# Removing Maps From Side of RV



## jim isham (Mar 30, 2002)

Does anyone know how to easily remove one of those vinyl(?) maps from the RV wall?
I'm in the process of selling my 5th wheel and want to remove the map.
It's been on the side of the RV for 10 years and will only come off in bits and pieces making it a long process.
Is there something I can use that won't damage the paint?
Thans in advance


----------



## travelin_man (Mar 30, 2002)

Removing Maps From Side of RV

You might try using a hair dryer to heat the map at an edge and see if that will let you peel the map back.
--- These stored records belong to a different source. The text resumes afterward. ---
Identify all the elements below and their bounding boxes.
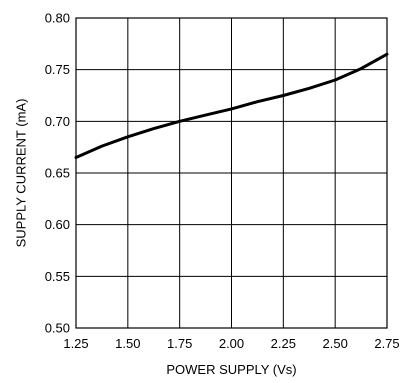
- x-tick-labels: 1.25 1.50 1.75 2.00 2.25 2.50 2.75: [63, 336, 399, 351]
- y-tick-label: 0.60: [45, 217, 70, 232]
- y-axis-label: SUPPLY CURRENT (mA): [13, 99, 28, 248]
- x-tick-label: 2.75: [374, 336, 399, 351]
- x-tick-label: 1.50: [115, 336, 140, 351]
- x-tick-label: 2.00: [219, 336, 244, 351]
- y-tick-label: 0.55: [45, 269, 70, 284]
- y-tick-label: 0.50: [45, 321, 70, 336]
- x-axis-label: POWER SUPPLY (Vs): [166, 362, 296, 377]
- y-tick-label: 0.70: [45, 114, 70, 129]
- y-tick-labels: 0.50 0.55 0.60 0.65 0.70 0.75 0.80: [45, 11, 70, 336]
- y-tick-label: 0.80: [45, 11, 70, 26]
- x-tick-label: 1.75: [167, 336, 192, 351]
- grid-lines: [76, 18, 387, 328]
- plot-area-frame: [75, 17, 388, 329]
- x-tick-label: 2.50: [323, 336, 348, 351]
- x-tick-label: 1.25: [63, 336, 88, 351]
- x-tick-label: 2.25: [271, 336, 296, 351]
- y-tick-label: 0.75: [45, 62, 70, 77]
- series-line-supply-current: [74, 52, 389, 159]
- y-tick-label: 0.65: [45, 166, 70, 181]
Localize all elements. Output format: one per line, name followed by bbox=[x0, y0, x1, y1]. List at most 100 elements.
Keep the dryer far enough from the rig to prevent overheating the paint.
Good luck.

Bruce & Rosemary Monte   Seeing the USA One State at a Time


----------



## phillyg (Mar 31, 2002)

Removing Maps From Side of RV

Travelin Man is on the right track, although it might take a heat gun rather than a hairdryer, and use a plastic scraper rather than metal.  Goo Be Gone might work if you get down to just the adhesive.  I suspect you'll have some discoloration (not from the heat) after getting most of the decal off, and you'll have to use a cleaner/wax made for the surface (fiberglass or metal), or worst case, a rubbing compound product.  Go slow and easy on everything you do, however.


----------